The taste of coffee, one of our favourite brews, goes well in recipes for sweet treats.
The smell of coffee beans roasting is one of life's little pleasures - so much so that many of us can't imagine starting the day without a cup of the magic brew.
Despite misheld beliefs that it is addictive and its consumption should be kept to a minimum, recent research by the French National Health and Medical Research Institute confirms what many coffee drinkers have always known: drinking coffee in moderation has no affect on the brain involving addiction and dependency.
According to nutritionist Angela Berrill, coffee has high antioxidant activity. There are two types of antioxidants which come from the polyphenols present in the beans themselves, as well as from the melanoidins which naturally occur during the roasting process. She also reports coffee can help protect on liver cancer, dementia, Alzheimer's disease and Type 2 diabetes, and it increases energy and concentration - great stuff!
This would all mean nothing if it didn't taste good and that comes down to the quality and freshness of the beans, the science involved in roasting them to perfection, and the ability of the barista.
A few seconds of under- or over-roasting can make a huge difference to the flavour.The grind has to be right in order for the extraction time to be perfect.
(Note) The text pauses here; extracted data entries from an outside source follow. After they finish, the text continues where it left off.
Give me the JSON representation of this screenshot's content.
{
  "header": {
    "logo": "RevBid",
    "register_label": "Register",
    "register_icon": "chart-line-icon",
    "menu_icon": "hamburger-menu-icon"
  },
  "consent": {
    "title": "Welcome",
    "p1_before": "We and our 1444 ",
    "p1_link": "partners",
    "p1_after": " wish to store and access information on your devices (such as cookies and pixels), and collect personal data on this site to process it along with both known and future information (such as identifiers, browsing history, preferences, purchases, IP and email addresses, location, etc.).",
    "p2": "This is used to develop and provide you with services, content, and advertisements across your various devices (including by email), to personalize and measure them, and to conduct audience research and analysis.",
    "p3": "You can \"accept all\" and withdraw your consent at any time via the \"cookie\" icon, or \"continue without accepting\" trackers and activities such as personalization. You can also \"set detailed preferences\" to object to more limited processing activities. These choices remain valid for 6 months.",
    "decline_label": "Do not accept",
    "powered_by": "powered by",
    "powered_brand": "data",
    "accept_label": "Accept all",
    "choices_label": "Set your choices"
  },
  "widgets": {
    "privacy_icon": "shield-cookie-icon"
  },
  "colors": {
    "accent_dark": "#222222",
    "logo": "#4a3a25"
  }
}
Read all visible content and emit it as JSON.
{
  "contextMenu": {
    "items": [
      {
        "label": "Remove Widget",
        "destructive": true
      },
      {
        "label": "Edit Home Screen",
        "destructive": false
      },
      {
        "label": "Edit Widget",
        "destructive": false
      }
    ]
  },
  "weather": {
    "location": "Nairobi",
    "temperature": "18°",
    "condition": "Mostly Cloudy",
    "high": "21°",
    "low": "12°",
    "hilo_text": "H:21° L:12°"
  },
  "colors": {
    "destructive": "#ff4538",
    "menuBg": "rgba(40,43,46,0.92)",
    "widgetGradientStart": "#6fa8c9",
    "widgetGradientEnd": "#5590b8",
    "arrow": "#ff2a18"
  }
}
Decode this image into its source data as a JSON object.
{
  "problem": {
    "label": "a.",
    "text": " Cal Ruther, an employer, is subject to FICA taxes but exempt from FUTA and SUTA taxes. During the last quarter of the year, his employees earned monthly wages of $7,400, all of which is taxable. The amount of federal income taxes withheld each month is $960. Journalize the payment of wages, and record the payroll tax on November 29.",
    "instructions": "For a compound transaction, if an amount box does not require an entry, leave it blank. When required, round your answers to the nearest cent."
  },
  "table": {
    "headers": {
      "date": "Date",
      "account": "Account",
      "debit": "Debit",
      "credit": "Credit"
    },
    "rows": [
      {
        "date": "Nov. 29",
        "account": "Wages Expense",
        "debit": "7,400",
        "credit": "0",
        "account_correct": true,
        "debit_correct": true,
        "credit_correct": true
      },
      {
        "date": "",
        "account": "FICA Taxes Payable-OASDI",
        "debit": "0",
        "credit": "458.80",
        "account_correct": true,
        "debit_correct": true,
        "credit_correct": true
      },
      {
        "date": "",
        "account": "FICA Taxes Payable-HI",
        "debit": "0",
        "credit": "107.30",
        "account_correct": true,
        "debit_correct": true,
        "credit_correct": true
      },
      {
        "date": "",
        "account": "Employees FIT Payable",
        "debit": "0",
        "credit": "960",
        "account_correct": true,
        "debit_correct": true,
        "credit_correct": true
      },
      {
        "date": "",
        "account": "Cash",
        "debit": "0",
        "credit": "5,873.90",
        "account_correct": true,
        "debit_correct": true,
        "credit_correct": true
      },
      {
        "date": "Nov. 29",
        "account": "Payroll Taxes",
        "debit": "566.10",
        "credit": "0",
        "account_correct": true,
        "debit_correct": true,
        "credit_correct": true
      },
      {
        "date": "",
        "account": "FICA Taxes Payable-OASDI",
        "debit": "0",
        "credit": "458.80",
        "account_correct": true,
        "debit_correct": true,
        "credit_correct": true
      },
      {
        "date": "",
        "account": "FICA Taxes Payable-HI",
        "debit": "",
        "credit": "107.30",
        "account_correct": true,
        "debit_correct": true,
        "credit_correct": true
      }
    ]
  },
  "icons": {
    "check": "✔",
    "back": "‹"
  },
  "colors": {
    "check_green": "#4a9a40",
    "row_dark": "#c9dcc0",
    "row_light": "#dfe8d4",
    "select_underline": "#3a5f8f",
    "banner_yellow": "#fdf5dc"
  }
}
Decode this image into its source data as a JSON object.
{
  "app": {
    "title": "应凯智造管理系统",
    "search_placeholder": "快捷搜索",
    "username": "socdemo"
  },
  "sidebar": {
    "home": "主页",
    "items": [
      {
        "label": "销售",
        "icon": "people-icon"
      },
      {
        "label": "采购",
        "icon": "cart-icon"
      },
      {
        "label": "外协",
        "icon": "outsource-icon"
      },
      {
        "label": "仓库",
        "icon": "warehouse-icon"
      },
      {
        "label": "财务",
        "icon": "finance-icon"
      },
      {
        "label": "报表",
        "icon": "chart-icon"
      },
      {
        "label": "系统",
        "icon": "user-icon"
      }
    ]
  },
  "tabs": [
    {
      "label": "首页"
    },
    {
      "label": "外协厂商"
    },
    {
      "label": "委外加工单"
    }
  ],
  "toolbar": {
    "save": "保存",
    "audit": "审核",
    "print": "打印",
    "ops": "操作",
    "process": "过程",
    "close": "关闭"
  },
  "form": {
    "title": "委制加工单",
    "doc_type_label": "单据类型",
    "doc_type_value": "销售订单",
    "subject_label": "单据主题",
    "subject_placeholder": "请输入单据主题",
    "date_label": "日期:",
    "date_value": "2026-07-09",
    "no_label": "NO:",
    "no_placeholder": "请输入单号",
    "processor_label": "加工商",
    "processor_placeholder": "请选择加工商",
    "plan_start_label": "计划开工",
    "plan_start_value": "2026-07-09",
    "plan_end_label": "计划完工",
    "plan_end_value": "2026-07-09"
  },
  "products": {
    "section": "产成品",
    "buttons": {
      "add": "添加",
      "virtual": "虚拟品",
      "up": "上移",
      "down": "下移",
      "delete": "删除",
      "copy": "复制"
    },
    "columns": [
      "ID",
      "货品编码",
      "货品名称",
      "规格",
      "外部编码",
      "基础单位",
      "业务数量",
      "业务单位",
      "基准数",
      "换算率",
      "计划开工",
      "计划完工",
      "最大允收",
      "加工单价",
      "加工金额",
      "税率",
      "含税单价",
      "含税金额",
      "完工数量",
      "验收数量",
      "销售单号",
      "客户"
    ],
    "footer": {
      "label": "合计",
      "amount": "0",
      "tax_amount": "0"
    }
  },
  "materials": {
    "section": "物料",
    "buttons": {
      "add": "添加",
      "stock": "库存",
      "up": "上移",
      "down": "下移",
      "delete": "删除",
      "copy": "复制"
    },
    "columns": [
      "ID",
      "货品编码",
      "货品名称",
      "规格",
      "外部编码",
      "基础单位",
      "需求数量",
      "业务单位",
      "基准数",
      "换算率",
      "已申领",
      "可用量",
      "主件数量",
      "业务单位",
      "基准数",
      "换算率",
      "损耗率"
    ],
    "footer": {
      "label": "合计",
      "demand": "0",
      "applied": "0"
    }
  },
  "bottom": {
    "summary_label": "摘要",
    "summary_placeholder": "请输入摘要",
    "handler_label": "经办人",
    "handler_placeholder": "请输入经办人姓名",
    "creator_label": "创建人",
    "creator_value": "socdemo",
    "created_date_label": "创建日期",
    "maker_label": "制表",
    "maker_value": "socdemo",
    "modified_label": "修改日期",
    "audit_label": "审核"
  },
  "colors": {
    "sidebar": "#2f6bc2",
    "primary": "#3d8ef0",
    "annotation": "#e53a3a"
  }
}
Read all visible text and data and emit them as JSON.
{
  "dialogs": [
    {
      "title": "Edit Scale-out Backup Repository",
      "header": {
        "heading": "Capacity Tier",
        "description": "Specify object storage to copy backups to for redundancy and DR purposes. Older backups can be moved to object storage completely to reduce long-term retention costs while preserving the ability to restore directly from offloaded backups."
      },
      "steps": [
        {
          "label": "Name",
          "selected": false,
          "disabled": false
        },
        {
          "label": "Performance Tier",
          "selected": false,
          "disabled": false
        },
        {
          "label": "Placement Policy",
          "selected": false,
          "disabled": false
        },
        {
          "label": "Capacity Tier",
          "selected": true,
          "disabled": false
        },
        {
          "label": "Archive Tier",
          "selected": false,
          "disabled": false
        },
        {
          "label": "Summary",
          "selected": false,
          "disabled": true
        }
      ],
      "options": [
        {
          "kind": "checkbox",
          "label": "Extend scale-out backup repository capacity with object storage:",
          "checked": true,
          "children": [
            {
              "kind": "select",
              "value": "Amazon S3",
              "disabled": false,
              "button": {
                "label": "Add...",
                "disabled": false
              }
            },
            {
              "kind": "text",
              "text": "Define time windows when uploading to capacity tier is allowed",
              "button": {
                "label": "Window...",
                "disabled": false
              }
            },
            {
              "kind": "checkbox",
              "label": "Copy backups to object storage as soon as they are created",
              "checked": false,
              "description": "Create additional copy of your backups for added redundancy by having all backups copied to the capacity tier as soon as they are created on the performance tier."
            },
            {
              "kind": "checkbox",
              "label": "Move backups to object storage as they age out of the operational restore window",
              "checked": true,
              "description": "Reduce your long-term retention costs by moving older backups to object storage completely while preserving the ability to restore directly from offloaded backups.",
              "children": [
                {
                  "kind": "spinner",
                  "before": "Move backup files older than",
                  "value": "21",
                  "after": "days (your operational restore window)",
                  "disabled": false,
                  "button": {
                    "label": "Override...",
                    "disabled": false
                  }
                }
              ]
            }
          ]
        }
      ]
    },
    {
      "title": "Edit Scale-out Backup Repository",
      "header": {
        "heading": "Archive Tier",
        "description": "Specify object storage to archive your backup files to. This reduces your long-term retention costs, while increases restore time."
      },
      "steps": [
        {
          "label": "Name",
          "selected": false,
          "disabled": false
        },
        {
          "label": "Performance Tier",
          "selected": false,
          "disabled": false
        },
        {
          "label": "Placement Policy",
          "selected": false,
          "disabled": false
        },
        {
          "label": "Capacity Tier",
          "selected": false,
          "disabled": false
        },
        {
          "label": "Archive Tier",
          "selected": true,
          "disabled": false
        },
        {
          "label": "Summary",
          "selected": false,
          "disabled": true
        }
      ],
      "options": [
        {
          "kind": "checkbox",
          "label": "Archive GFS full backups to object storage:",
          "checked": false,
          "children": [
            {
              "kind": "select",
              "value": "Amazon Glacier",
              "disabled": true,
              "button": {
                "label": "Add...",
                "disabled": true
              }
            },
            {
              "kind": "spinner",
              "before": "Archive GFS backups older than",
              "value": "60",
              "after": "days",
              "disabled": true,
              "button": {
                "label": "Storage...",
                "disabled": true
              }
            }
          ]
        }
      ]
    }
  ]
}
It is a labour of love which is instantly evident when taking that first sip of a well-made, satisfying cup.
The flavour of coffee works well with the sweet treats shown today: chocolate chip mocha biscuits dipped into melted chocolate, a parfait that can be frozen and served with espresso syrup and fresh raspberries, and small cakes made with ground almonds and coffee which make the perfect accompaniment to your mid-morning brew.
Coffee parfait can be served chilled or frozen. Cool the syrup completely before pouring. It is preferable to grind beans just before using, whether for drinking or for recipes, to maximise the fresh flavour.